Il nous a dit d'abord : Votez le crédit, mais nous ne dépenserons rien avant que la question de propriété soit décidée.
M. Malou, ministre des finances.- J'ai ajouté : Ou que l'on se soit mis d'accord sur un état des lieux.
(page 663) M. Vandenpeereboom. - Soit, je n'insiste pas, et j’ai d’autres raisons à faire valoir.
L’honorable ministre des finances nous a dit qu'on avait commis à la Cambre des dévastations considérables. On y a volé des arbres fruitiers magnifiques et on les a convertis en fagots et vendus !
C'est fort bien, ou plutôt c'est fort mal, mais je demande en quoi ces abus cesseront quand nous aurons voté le crédit ? Cela permettra-t-il au gouvernement d'y exercer le droit de propriété ? Ne devra-t-il pas attendre que les tribunaux se soient prononcés ? (Interruption.)
L'Etat était en possession, qu'il y reste.
Rien ne sera changé par le vote du crédit. Les actes de vandalisme qui se commettent à l'ancienne abbaye de la Cambre pourront continuer, et le gouvernement pourra chercher à les empêcher comme il peut le faire aujourd'hui.

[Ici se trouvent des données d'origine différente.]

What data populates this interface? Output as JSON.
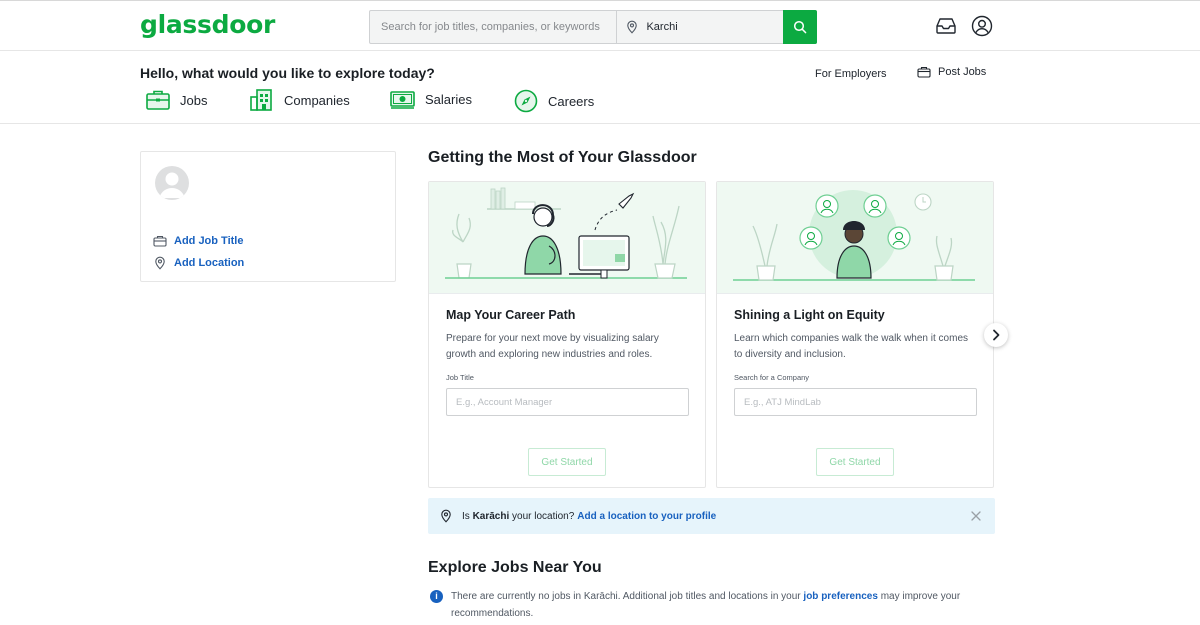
{
  "header": {
    "logo": "glassdoor",
    "search_placeholder": "Search for job titles, companies, or keywords",
    "location_value": "Karchi"
  },
  "subnav": {
    "greeting": "Hello, what would you like to explore today?",
    "for_employers": "For Employers",
    "post_jobs": "Post Jobs",
    "items": [
      {
        "label": "Jobs",
        "icon": "briefcase-icon"
      },
      {
        "label": "Companies",
        "icon": "building-icon"
      },
      {
        "label": "Salaries",
        "icon": "money-icon"
      },
      {
        "label": "Careers",
        "icon": "compass-icon"
      }
    ]
  },
  "profile": {
    "add_job_title": "Add Job Title",
    "add_location": "Add Location"
  },
  "main": {
    "section_title": "Getting the Most of Your Glassdoor",
    "cards": [
      {
        "title": "Map Your Career Path",
        "description": "Prepare for your next move by visualizing salary growth and exploring new industries and roles.",
        "field_label": "Job Title",
        "placeholder": "E.g., Account Manager",
        "button": "Get Started"
      },
      {
        "title": "Shining a Light on Equity",
        "description": "Learn which companies walk the walk when it comes to diversity and inclusion.",
        "field_label": "Search for a Company",
        "placeholder": "E.g., ATJ MindLab",
        "button": "Get Started"
      }
    ]
  },
  "location_banner": {
    "prefix": "Is",
    "city": "Karāchi",
    "middle": "your location?",
    "link": "Add a location to your profile"
  },
  "explore": {
    "title": "Explore Jobs Near You",
    "message_start": "There are currently no jobs in Karāchi. Additional job titles and locations in your",
    "link": "job preferences",
    "message_end": "may improve your recommendations."
  },
  "colors": {
    "brand_green": "#0caa41",
    "link_blue": "#1861bf",
    "banner_bg": "#e6f4fb",
    "illustration_bg": "#eff9f2"
  }
}
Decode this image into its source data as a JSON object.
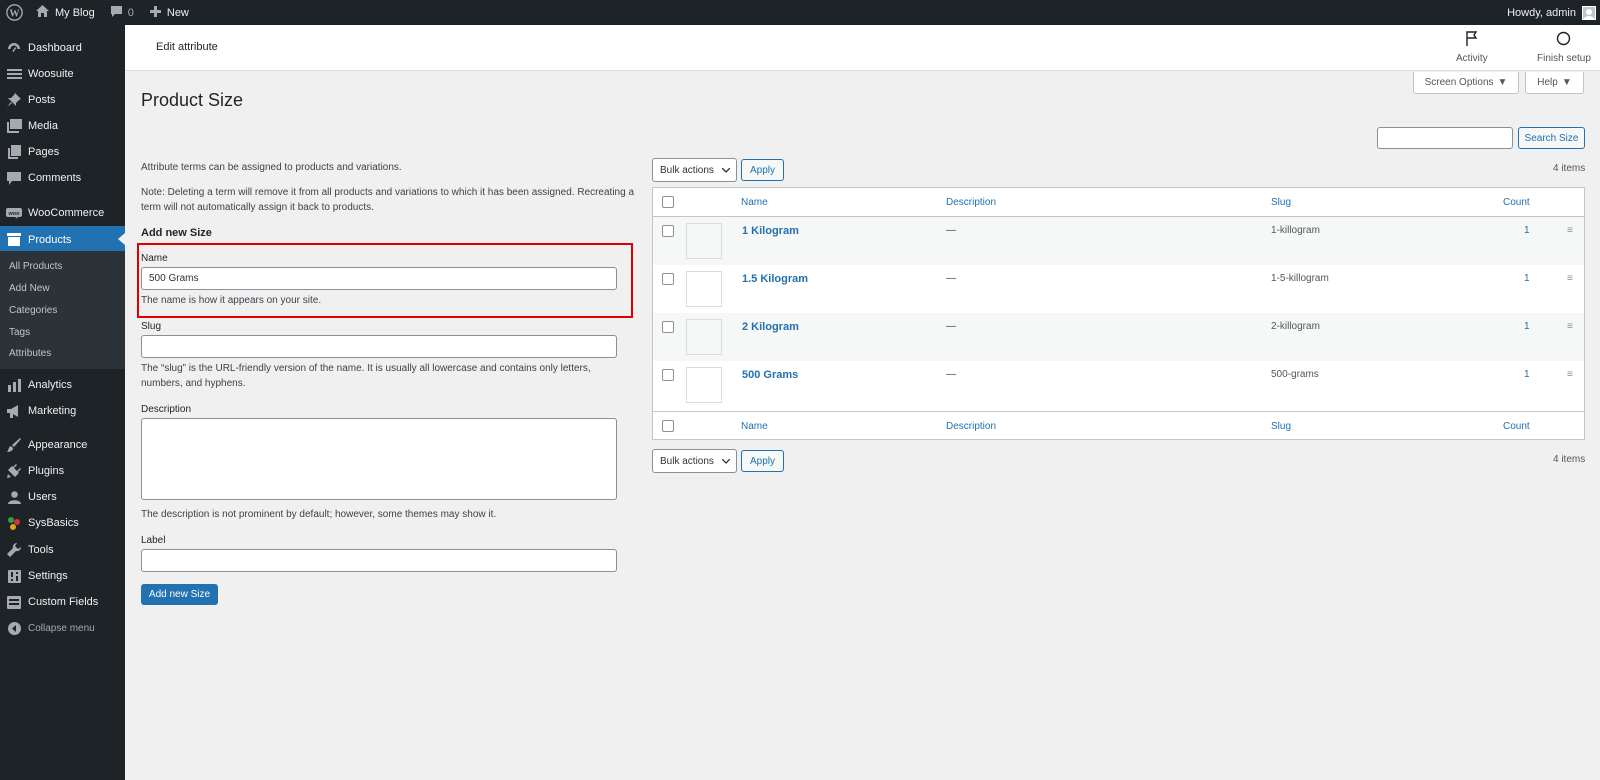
{
  "adminbar": {
    "site_name": "My Blog",
    "comments_count": "0",
    "new_label": "New",
    "howdy": "Howdy, admin"
  },
  "sidebar": {
    "items": [
      {
        "label": "Dashboard",
        "icon": "dashboard-icon"
      },
      {
        "label": "Woosuite",
        "icon": "woosuite-icon"
      },
      {
        "label": "Posts",
        "icon": "pin-icon"
      },
      {
        "label": "Media",
        "icon": "media-icon"
      },
      {
        "label": "Pages",
        "icon": "pages-icon"
      },
      {
        "label": "Comments",
        "icon": "comment-icon"
      },
      {
        "label": "WooCommerce",
        "icon": "woocommerce-icon"
      },
      {
        "label": "Products",
        "icon": "products-icon"
      },
      {
        "label": "Analytics",
        "icon": "analytics-icon"
      },
      {
        "label": "Marketing",
        "icon": "megaphone-icon"
      },
      {
        "label": "Appearance",
        "icon": "brush-icon"
      },
      {
        "label": "Plugins",
        "icon": "plugin-icon"
      },
      {
        "label": "Users",
        "icon": "users-icon"
      },
      {
        "label": "SysBasics",
        "icon": "sysbasics-icon"
      },
      {
        "label": "Tools",
        "icon": "wrench-icon"
      },
      {
        "label": "Settings",
        "icon": "settings-icon"
      },
      {
        "label": "Custom Fields",
        "icon": "fields-icon"
      }
    ],
    "submenu": [
      "All Products",
      "Add New",
      "Categories",
      "Tags",
      "Attributes"
    ],
    "collapse_label": "Collapse menu"
  },
  "header": {
    "title": "Edit attribute",
    "activity": "Activity",
    "finish_setup": "Finish setup",
    "screen_options": "Screen Options",
    "help": "Help"
  },
  "page": {
    "title": "Product Size",
    "search_button": "Search Size",
    "search_value": ""
  },
  "form": {
    "intro": "Attribute terms can be assigned to products and variations.",
    "note_line1": "Note: Deleting a term will remove it from all products and variations to which it has been assigned. Recreating a",
    "note_line2": "term will not automatically assign it back to products.",
    "heading": "Add new Size",
    "name_label": "Name",
    "name_value": "500 Grams",
    "name_help": "The name is how it appears on your site.",
    "slug_label": "Slug",
    "slug_value": "",
    "slug_help_line1": "The “slug” is the URL-friendly version of the name. It is usually all lowercase and contains only letters,",
    "slug_help_line2": "numbers, and hyphens.",
    "description_label": "Description",
    "description_help": "The description is not prominent by default; however, some themes may show it.",
    "label_label": "Label",
    "label_value": "",
    "submit": "Add new Size"
  },
  "table": {
    "bulk_actions": "Bulk actions",
    "apply": "Apply",
    "items_count": "4 items",
    "columns": {
      "name": "Name",
      "description": "Description",
      "slug": "Slug",
      "count": "Count"
    },
    "rows": [
      {
        "name": "1 Kilogram",
        "description": "—",
        "slug": "1-killogram",
        "count": "1"
      },
      {
        "name": "1.5 Kilogram",
        "description": "—",
        "slug": "1-5-killogram",
        "count": "1"
      },
      {
        "name": "2 Kilogram",
        "description": "—",
        "slug": "2-killogram",
        "count": "1"
      },
      {
        "name": "500 Grams",
        "description": "—",
        "slug": "500-grams",
        "count": "1"
      }
    ]
  }
}
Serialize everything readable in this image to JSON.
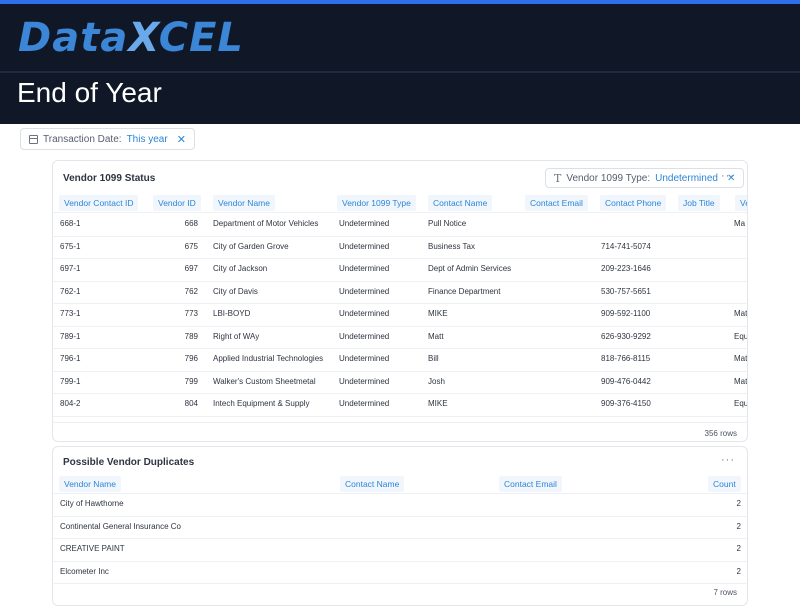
{
  "brand": {
    "logo_prefix": "Data",
    "logo_x": "X",
    "logo_suffix": "CEL"
  },
  "page": {
    "title": "End of Year"
  },
  "filter": {
    "label": "Transaction Date:",
    "value": "This year",
    "icon": "calendar-icon"
  },
  "vendor_status": {
    "title": "Vendor 1099 Status",
    "filter_label": "Vendor 1099 Type:",
    "filter_value": "Undetermined",
    "columns": [
      "Vendor Contact ID",
      "Vendor ID",
      "Vendor Name",
      "Vendor 1099 Type",
      "Contact Name",
      "Contact Email",
      "Contact Phone",
      "Job Title",
      "Ve"
    ],
    "rows": [
      {
        "contact_id": "668-1",
        "vendor_id": "668",
        "name": "Department of Motor Vehicles",
        "type": "Undetermined",
        "contact": "Pull Notice",
        "email": "",
        "phone": "",
        "job": "Ma"
      },
      {
        "contact_id": "675-1",
        "vendor_id": "675",
        "name": "City of Garden Grove",
        "type": "Undetermined",
        "contact": "Business Tax",
        "email": "",
        "phone": "714-741-5074",
        "job": ""
      },
      {
        "contact_id": "697-1",
        "vendor_id": "697",
        "name": "City of Jackson",
        "type": "Undetermined",
        "contact": "Dept of Admin Services",
        "email": "",
        "phone": "209-223-1646",
        "job": ""
      },
      {
        "contact_id": "762-1",
        "vendor_id": "762",
        "name": "City of Davis",
        "type": "Undetermined",
        "contact": "Finance Department",
        "email": "",
        "phone": "530-757-5651",
        "job": ""
      },
      {
        "contact_id": "773-1",
        "vendor_id": "773",
        "name": "LBI-BOYD",
        "type": "Undetermined",
        "contact": "MIKE",
        "email": "",
        "phone": "909-592-1100",
        "job": "Mat"
      },
      {
        "contact_id": "789-1",
        "vendor_id": "789",
        "name": "Right of WAy",
        "type": "Undetermined",
        "contact": "Matt",
        "email": "",
        "phone": "626-930-9292",
        "job": "Equ"
      },
      {
        "contact_id": "796-1",
        "vendor_id": "796",
        "name": "Applied Industrial Technologies",
        "type": "Undetermined",
        "contact": "Bill",
        "email": "",
        "phone": "818-766-8115",
        "job": "Mat"
      },
      {
        "contact_id": "799-1",
        "vendor_id": "799",
        "name": "Walker's Custom Sheetmetal",
        "type": "Undetermined",
        "contact": "Josh",
        "email": "",
        "phone": "909-476-0442",
        "job": "Mat"
      },
      {
        "contact_id": "804-2",
        "vendor_id": "804",
        "name": "Intech Equipment & Supply",
        "type": "Undetermined",
        "contact": "MIKE",
        "email": "",
        "phone": "909-376-4150",
        "job": "Equ"
      }
    ],
    "row_count": "356 rows"
  },
  "duplicates": {
    "title": "Possible Vendor Duplicates",
    "columns": [
      "Vendor Name",
      "Contact Name",
      "Contact Email",
      "Count"
    ],
    "rows": [
      {
        "name": "City of Hawthorne",
        "count": "2"
      },
      {
        "name": "Continental General Insurance Co",
        "count": "2"
      },
      {
        "name": "CREATIVE PAINT",
        "count": "2"
      },
      {
        "name": "Elcometer Inc",
        "count": "2"
      }
    ],
    "row_count": "7 rows"
  },
  "colors": {
    "accent": "#2c85d8",
    "header_bg": "#101827",
    "top_bar": "#2f6fea"
  }
}
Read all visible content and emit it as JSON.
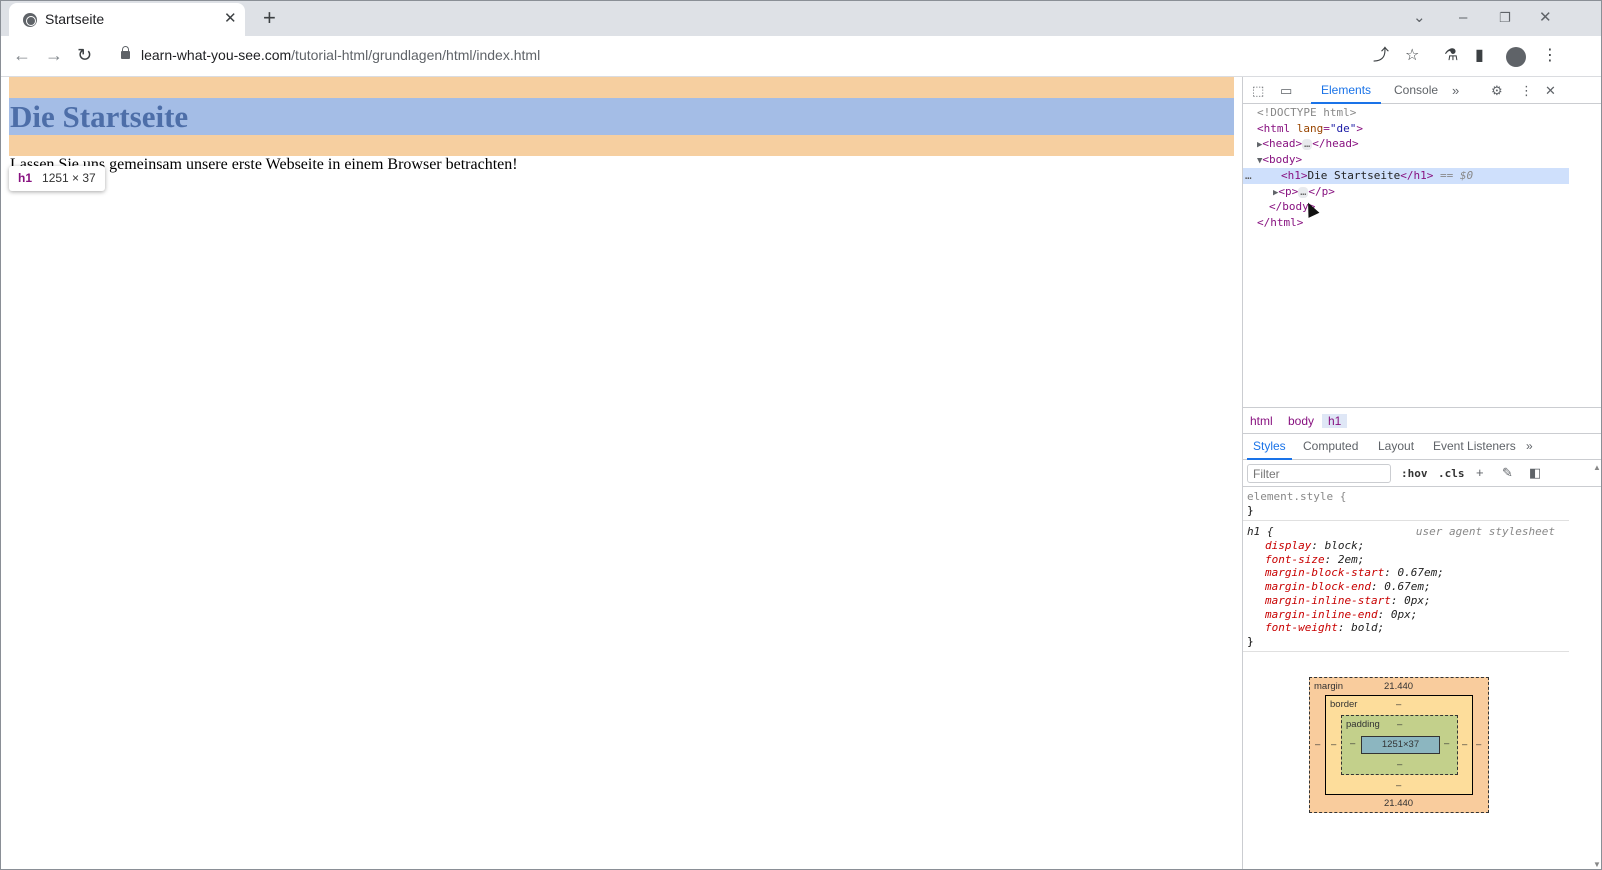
{
  "browser": {
    "tab_title": "Startseite",
    "tab_close": "✕",
    "new_tab": "+",
    "url_host": "learn-what-you-see.com",
    "url_path": "/tutorial-html/grundlagen/html/index.html"
  },
  "page": {
    "heading": "Die Startseite",
    "paragraph": "Lassen Sie uns gemeinsam unsere erste Webseite in einem Browser betrachten!",
    "tooltip_tag": "h1",
    "tooltip_dims": "1251 × 37"
  },
  "devtools": {
    "tabs": [
      "Elements",
      "Console"
    ],
    "more": "»",
    "dom": {
      "doctype": "<!DOCTYPE html>",
      "html_open_tag": "<html",
      "html_attr": "lang",
      "html_attr_val": "\"de\"",
      "html_open_end": ">",
      "head": "<head>",
      "head_end": "</head>",
      "ellipsis": "…",
      "body": "<body>",
      "h1_open": "<h1>",
      "h1_text": "Die Startseite",
      "h1_close": "</h1>",
      "selected_marker": "== $0",
      "p_open": "<p>",
      "p_close": "</p>",
      "body_close": "</body>",
      "html_close": "</html>",
      "row_dots": "…"
    },
    "breadcrumbs": [
      "html",
      "body",
      "h1"
    ],
    "style_tabs": [
      "Styles",
      "Computed",
      "Layout",
      "Event Listeners"
    ],
    "filter_placeholder": "Filter",
    "hov": ":hov",
    "cls": ".cls",
    "styles": {
      "element_style": "element.style {",
      "close_brace": "}",
      "h1_selector": "h1 {",
      "user_agent": "user agent stylesheet",
      "props": [
        {
          "name": "display",
          "value": "block;"
        },
        {
          "name": "font-size",
          "value": "2em;"
        },
        {
          "name": "margin-block-start",
          "value": "0.67em;"
        },
        {
          "name": "margin-block-end",
          "value": "0.67em;"
        },
        {
          "name": "margin-inline-start",
          "value": "0px;"
        },
        {
          "name": "margin-inline-end",
          "value": "0px;"
        },
        {
          "name": "font-weight",
          "value": "bold;"
        }
      ]
    },
    "box_model": {
      "margin_label": "margin",
      "margin_top": "21.440",
      "margin_bottom": "21.440",
      "margin_side": "–",
      "border_label": "border",
      "border_val": "–",
      "padding_label": "padding",
      "padding_val": "–",
      "content": "1251×37"
    }
  },
  "colors": {
    "margin_highlight": "#f6cfa0",
    "content_highlight": "#a4bde6",
    "accent": "#1a73e8"
  }
}
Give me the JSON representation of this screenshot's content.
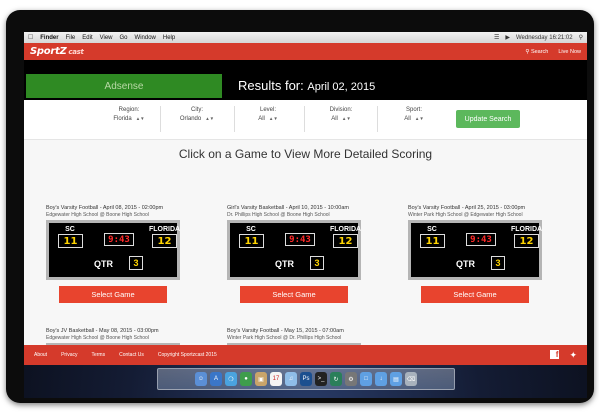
{
  "menubar": {
    "items": [
      "Finder",
      "File",
      "Edit",
      "View",
      "Go",
      "Window",
      "Help"
    ],
    "clock": "Wednesday 16:21:02"
  },
  "header": {
    "logo": "SportZ",
    "logo_tag": "cast",
    "search_label": "Search",
    "live_now_label": "Live Now"
  },
  "banner": {
    "adsense_label": "Adsense",
    "results_label": "Results for:",
    "results_date": "April 02, 2015"
  },
  "filters": {
    "region": {
      "label": "Region:",
      "value": "Florida"
    },
    "city": {
      "label": "City:",
      "value": "Orlando"
    },
    "level": {
      "label": "Level:",
      "value": "All"
    },
    "division": {
      "label": "Division:",
      "value": "All"
    },
    "sport": {
      "label": "Sport:",
      "value": "All"
    },
    "update_button": "Update Search"
  },
  "headline": "Click on a Game to View More Detailed Scoring",
  "games": [
    {
      "title": "Boy's Varsity Football - April 08, 2015 - 02:00pm",
      "matchup": "Edgewater High School @ Boone High School",
      "home_team": "SC",
      "away_team": "FLORIDA",
      "home_score": "11",
      "away_score": "12",
      "clock": "9:43",
      "qtr_label": "QTR",
      "qtr": "3",
      "button": "Select Game"
    },
    {
      "title": "Girl's Varsity Basketball - April 10, 2015 - 10:00am",
      "matchup": "Dr. Phillips High School @ Boone High School",
      "home_team": "SC",
      "away_team": "FLORIDA",
      "home_score": "11",
      "away_score": "12",
      "clock": "9:43",
      "qtr_label": "QTR",
      "qtr": "3",
      "button": "Select Game"
    },
    {
      "title": "Boy's Varsity Football - April 25, 2015 - 03:00pm",
      "matchup": "Winter Park High School @ Edgewater High School",
      "home_team": "SC",
      "away_team": "FLORIDA",
      "home_score": "11",
      "away_score": "12",
      "clock": "9:43",
      "qtr_label": "QTR",
      "qtr": "3",
      "button": "Select Game"
    },
    {
      "title": "Boy's JV Basketball - May 08, 2015 - 03:00pm",
      "matchup": "Edgewater High School @ Boone High School"
    },
    {
      "title": "Boy's Varsity Football - May 15, 2015 - 07:00am",
      "matchup": "Winter Park High School @ Dr. Phillips High School"
    }
  ],
  "footer": {
    "about": "About",
    "privacy": "Privacy",
    "terms": "Terms",
    "contact": "Contact Us",
    "copyright": "Copyright Sportzcast 2015"
  },
  "dock_icons": [
    "finder",
    "app-store",
    "safari",
    "game-center",
    "preview",
    "calendar",
    "itunes",
    "photoshop",
    "terminal",
    "time-machine",
    "system-preferences",
    "folder",
    "downloads",
    "documents",
    "trash"
  ]
}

Je déclare donc à mon honorable ami, M. Malou, que son argument a fait très peu d'impression sur moi ; je ne sais pas s'il en a fait davantage sur la Chambre.
Je ne vois pas non plus que le vote du crédit doive faciliter les négociations et aider les transactions.
Il me semble en tout cas qu'il est fort difficile que cette question de propriété soit tranchée par les tribunaux, qui ne marchent pas toujours extrêmement vite, ou même par transaction, avant la prochaine réunion des Chambres.
Pour ces motifs il n'y a aucune urgence à voter le crédit. Nous pourrons plus tard examiner ce qu'il y a lieu de faire lorsque nous serons propriétaires de l'établissement de la Cambre. Mais, en attendant, nous nous occupons de la chose d'autrui, d'une chose qui est en contestation.
Maintenant, messieurs, il est un autre point que j'ai traité, et sur lequel M. le ministre de la guerre ne m'a rien répondu.
Je lui ai rappelé ce qu'avait fait une ville relativement peu riche dans l'intérêt de l'armée, quels sacrifices elle s'était imposés et je lui ai demandé s'il ne semblait pas juste et équitable au cabinet et à tout le monde de donner à cette ville certaines compensations ? Je demanderais au gouvernement quelles compensations il a l'intention de donner à la ville d'Ypres ou tout au moins s'il examinera avec une grande bienveillance la demande que je lui fais de vouloir bien donner à la ville d'Ypres des compensations justes, équitables et sérieuses.
La ville d'Ypres se trouve en quelque sorte expropriée pour cause d'utilité militaire d'un établissement qu'elle a créé ; elle sera propriétaire de trois manèges dans une ville où il n'y a presque pas de chevaux ; elle aura des écuries pour 200 chevaux et elle ne saura que faire de ces bâtiments.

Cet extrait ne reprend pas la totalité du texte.